Day Surgery Patient Settles Medical Negligence Claim Against ACT Hospital for $195,000
Published 10 Jan 2018
Author: Gerard Malouf
This case involved a 60 year old woman who was admitted to a hospital in the Australian Capital Territory for day surgery. She was required to fast prior to the surgery which often occurs in certain day surgeries. Her surgery was performed between around 2:30pm after arriving at the hospital in the morning. About one and a half hours later, her surgery was completed successfully and she was transferred to a recovery room.
This woman had not been in hospital for some 30 years and was not explained to her the procedures of the hospital including mobilising to attend the bathroom and the location and identification of buzzers was not explained to her. Furthermore, she was suffering from the after events of anaesthetic medication including dizziness, hypertension, unsteadiness and faintness.
To compound her situation whilst remaining in this hospital, she was provided with no food by the nursing staff because the hospital had “run out”.
In the circumstances, she was left alone in her bed and in the early hours of the following morning at 4:20am, she left her bed to transport herself to the bathroom. In the condition she was left in,she became faint and fell over injuring her right shoulder and elbow which necessitated for further surgery to repair her injuries.

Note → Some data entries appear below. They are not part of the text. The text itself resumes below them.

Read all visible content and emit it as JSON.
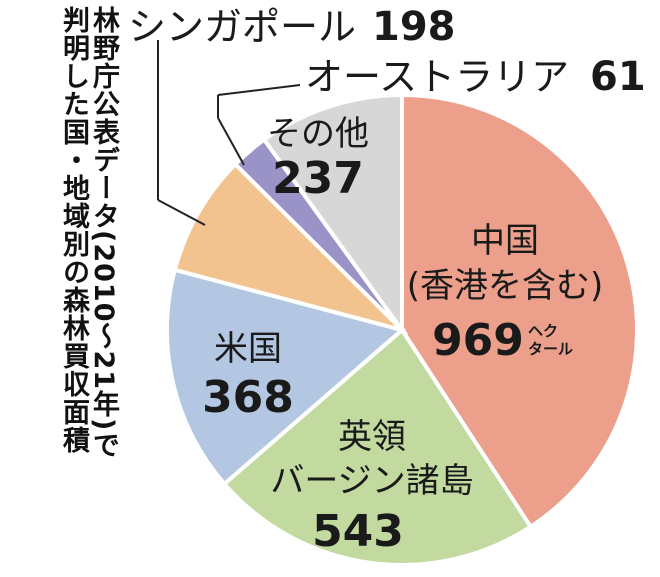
{
  "title_lines": [
    "林野庁公表データ(2010〜21年)で",
    "判明した国・地域別の森林買収面積"
  ],
  "chart_data": {
    "type": "pie",
    "unit": "ヘクタール",
    "slices": [
      {
        "name": "中国",
        "name2": "(香港を含む)",
        "value": 969,
        "color": "#ec9f8a"
      },
      {
        "name": "英領",
        "name2": "バージン諸島",
        "value": 543,
        "color": "#c2d9a0"
      },
      {
        "name": "米国",
        "name2": "",
        "value": 368,
        "color": "#b3c7e2"
      },
      {
        "name": "シンガポール",
        "name2": "",
        "value": 198,
        "color": "#f2c38f"
      },
      {
        "name": "オーストラリア",
        "name2": "",
        "value": 61,
        "color": "#9a93c8"
      },
      {
        "name": "その他",
        "name2": "",
        "value": 237,
        "color": "#d7d7d7"
      }
    ]
  },
  "labels": {
    "china_name": "中国",
    "china_sub": "(香港を含む)",
    "china_value": "969",
    "unit_top": "ヘク",
    "unit_bottom": "タール",
    "bvi_name": "英領",
    "bvi_sub": "バージン諸島",
    "bvi_value": "543",
    "us_name": "米国",
    "us_value": "368",
    "other_name": "その他",
    "other_value": "237",
    "sg_name": "シンガポール",
    "sg_value": "198",
    "au_name": "オーストラリア",
    "au_value": "61"
  }
}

Given the rural location, her injuries prevented her from travelling the long distances she required to attend work. Furthermore, the treatment she had received in this hospital had caused her great distress and consequently she contacted Gerard Malouf and Partners where Mr Leslie Abboud, a senior solicitor with over 30 years’ experience in medical negligencetook carriage of her case.

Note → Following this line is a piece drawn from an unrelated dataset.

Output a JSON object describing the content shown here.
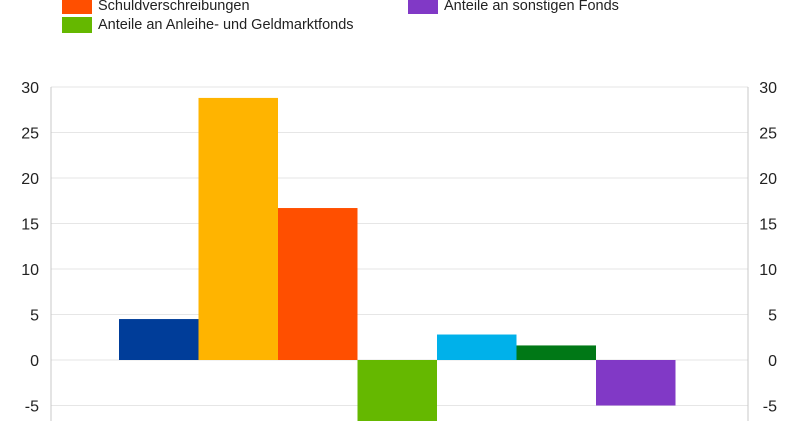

Upon receiving the clinical records, Mr Abboud immediately identified the disinterest the nursing staff had for this woman and providing proper nursing care to her. Consequently he obtained further evidence and immediately briefed an expert nurse to comment upon the care and treatment she had been provided with.
In doing so, Mr Abboud was able to obtain supportive expert evidence in response and consequently briefed an expert Barrister and obtained further evidence of the degree of damage suffered by our client.
Fortunately, without having to incur the costs proceeding to a court hearing, Mr Abboud promptly arranged a mediation and this matter was able to be resolved for almost $200,000.00 in our client’s favour. We hope that this result provides the compensation required to assist in providing comfort to our client in circumstances where she had an ongoing injury and is unable to travel to her work. We hope results like this encourage hospitals to take their patients seriously and to ensure they are kept in a stable condition and in a safe environment.